Luis Güereña, 1959–2004


Of the three charismatic lead singers in the punk-ska collective Tijuana No, Luis Güereña — who died at age 44 from an apparent heart attack at his Tijuana home early Sunday, January 11 — was the group’s clown-prince provocateur and rebel conscience. While Teca Garcia had a more majestic voice, and Cecilia Bastida sang the sweetly melodic, ska-flavored hits, it was Güereña who always stirred the pit with fierce hardcore blasts such as “Illogic World” and “Gringos Ku Klux Klanes.” Much like his friend Jello Biafra, he leavened his radically leftist barbs with wicked humor, stomping around the stage in an Uncle Sam top hat. But he also showed the soul of a poet, whether decrying war in “Amputated Town” (“I watch my friends flying, turning into steaks”) or exploring the many contradictions of border-town life on Contra-Revolución Avenue, which fused elements of reggae, heavy metal, hip-hop and salsa by guest collaborators Kim Deal, Fermin Muguruza, Kid Frost, Fishbone and the Bad Brains’ H.R. into a psychedelic masterpiece.

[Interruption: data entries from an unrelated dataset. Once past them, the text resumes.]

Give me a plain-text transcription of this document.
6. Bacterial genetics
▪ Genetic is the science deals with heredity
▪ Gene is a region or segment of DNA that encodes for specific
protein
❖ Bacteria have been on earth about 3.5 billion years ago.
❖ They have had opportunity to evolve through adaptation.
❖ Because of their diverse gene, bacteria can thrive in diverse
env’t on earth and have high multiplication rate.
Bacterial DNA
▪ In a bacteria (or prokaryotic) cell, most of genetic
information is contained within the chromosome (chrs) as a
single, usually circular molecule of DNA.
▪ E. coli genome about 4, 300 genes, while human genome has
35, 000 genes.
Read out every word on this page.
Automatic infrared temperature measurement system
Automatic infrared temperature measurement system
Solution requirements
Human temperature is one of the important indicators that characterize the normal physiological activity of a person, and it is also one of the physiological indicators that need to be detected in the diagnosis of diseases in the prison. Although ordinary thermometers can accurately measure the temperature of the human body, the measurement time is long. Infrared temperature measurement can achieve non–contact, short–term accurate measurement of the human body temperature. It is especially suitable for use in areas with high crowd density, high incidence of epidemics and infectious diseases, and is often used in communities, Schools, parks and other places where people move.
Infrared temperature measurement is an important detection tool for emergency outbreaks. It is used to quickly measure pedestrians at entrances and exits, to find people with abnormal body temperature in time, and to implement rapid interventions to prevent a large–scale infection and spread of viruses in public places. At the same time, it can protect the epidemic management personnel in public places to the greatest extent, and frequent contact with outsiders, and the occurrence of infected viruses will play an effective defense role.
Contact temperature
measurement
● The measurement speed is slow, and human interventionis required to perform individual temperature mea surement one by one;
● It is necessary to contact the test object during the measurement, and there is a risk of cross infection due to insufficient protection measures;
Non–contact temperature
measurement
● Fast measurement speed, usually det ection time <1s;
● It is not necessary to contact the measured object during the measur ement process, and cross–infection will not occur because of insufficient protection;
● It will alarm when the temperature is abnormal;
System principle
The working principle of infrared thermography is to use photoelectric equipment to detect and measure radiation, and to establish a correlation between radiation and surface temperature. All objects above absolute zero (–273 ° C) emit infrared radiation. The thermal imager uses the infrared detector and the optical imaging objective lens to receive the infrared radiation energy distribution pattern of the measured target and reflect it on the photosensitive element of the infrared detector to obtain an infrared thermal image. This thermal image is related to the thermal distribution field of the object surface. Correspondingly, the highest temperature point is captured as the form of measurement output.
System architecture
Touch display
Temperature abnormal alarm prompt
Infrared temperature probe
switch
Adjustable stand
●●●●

Güereña spent as much time performing, recording and living in L.A. (even rooming with X’s John Doe) as he did in his hometown. He was instrumental in setting up the first punk-rock gigs in Tijuana in the early ’80s, before starting the band Chantaje at the end of the decade. Chantaje soon morphed into No (the “Tijuana” was added because another group had already registered No), and Güereña, a natural ham, quickly warmed to his role as a punk Pied Piper, followed by every street urchin from here to Chiapas, where T.N. played Zapatista benefits. Among other things, he was a champion tennis player; he told me he used to climb the gates at San Diego country clubs at night to practice. Luis never did like walls.